Yesterday, two football players from Tennessee, Nathaniel Claybrooks and Christopher Johnson, announced that they plan to sue ABC and the producers of The Bachelor for racial discrimination. You see, in 23 seasons there has never been a Bachelor or Bachelorette of color, and Claybrooks and Johnson, who presumably auditioned for the show at some point, are claiming that that's deliberate.
Entertainment Weekly has a good rundown of the legalese of the matter, basically explaining that the suit (which has not yet been filed) might have some standing in California based on various anti-discrimination laws, but that any determination will largely depend on behind-the-scenes emails, memos, etc. between staff at ABC and the various production companies that make the show. Obviously if there are explicit references to deliberately not casting non-white Bachelors or Bachelorettes then there might be a problem, legally speaking. And in a bigger, general way, it's unfortunate that so far the casts of those shows have been so conspicuously homogenous and if that's expressly on purpose that's very bad.
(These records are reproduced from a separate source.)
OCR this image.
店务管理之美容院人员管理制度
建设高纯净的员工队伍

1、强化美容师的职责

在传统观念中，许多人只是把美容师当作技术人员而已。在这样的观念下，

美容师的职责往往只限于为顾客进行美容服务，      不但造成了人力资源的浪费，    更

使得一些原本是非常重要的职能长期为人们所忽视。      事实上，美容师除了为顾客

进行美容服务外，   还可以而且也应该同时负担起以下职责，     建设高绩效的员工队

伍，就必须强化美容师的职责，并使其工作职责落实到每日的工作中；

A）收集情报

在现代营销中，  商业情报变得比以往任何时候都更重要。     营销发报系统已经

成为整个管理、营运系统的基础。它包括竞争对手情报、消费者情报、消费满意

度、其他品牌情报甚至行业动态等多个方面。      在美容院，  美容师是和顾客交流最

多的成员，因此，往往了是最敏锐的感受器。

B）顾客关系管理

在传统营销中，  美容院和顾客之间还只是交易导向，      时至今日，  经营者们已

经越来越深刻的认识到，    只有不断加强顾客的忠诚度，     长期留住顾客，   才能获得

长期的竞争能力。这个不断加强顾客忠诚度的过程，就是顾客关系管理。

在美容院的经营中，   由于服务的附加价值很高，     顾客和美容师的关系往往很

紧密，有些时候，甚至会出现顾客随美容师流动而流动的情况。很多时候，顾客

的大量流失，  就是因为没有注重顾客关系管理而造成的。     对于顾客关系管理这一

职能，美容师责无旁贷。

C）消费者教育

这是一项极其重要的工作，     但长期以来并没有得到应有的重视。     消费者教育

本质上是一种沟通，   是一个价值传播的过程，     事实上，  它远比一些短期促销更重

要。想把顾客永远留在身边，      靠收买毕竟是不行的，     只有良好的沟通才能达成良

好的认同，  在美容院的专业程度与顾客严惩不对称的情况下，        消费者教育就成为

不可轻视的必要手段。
But other than that, um, really guys?
Like, is that where we are right now, suing reality shows because they won't cast us? Sue a job that doesn't hire you because you're black, that's a real offense for sure. But a reality show isn't a job exactly, is it? Specifically, The Bachelor is not a job. Being The Bachelor is not employment from which one can be unfairly discriminated. Yes, you receive money and it may lead to future employment as, say, a cast member on Bachelor Pad, but it is not a livelihood that should be legally fair and inclusive. If ABC et .al. are deliberately not casting a black Bachelor or a Latina Bachelorette in favor of the blond(e) zombies they've had on so far, then that is bad and they are jerks. But sued? By two random people? For discrimination? That makes no sense!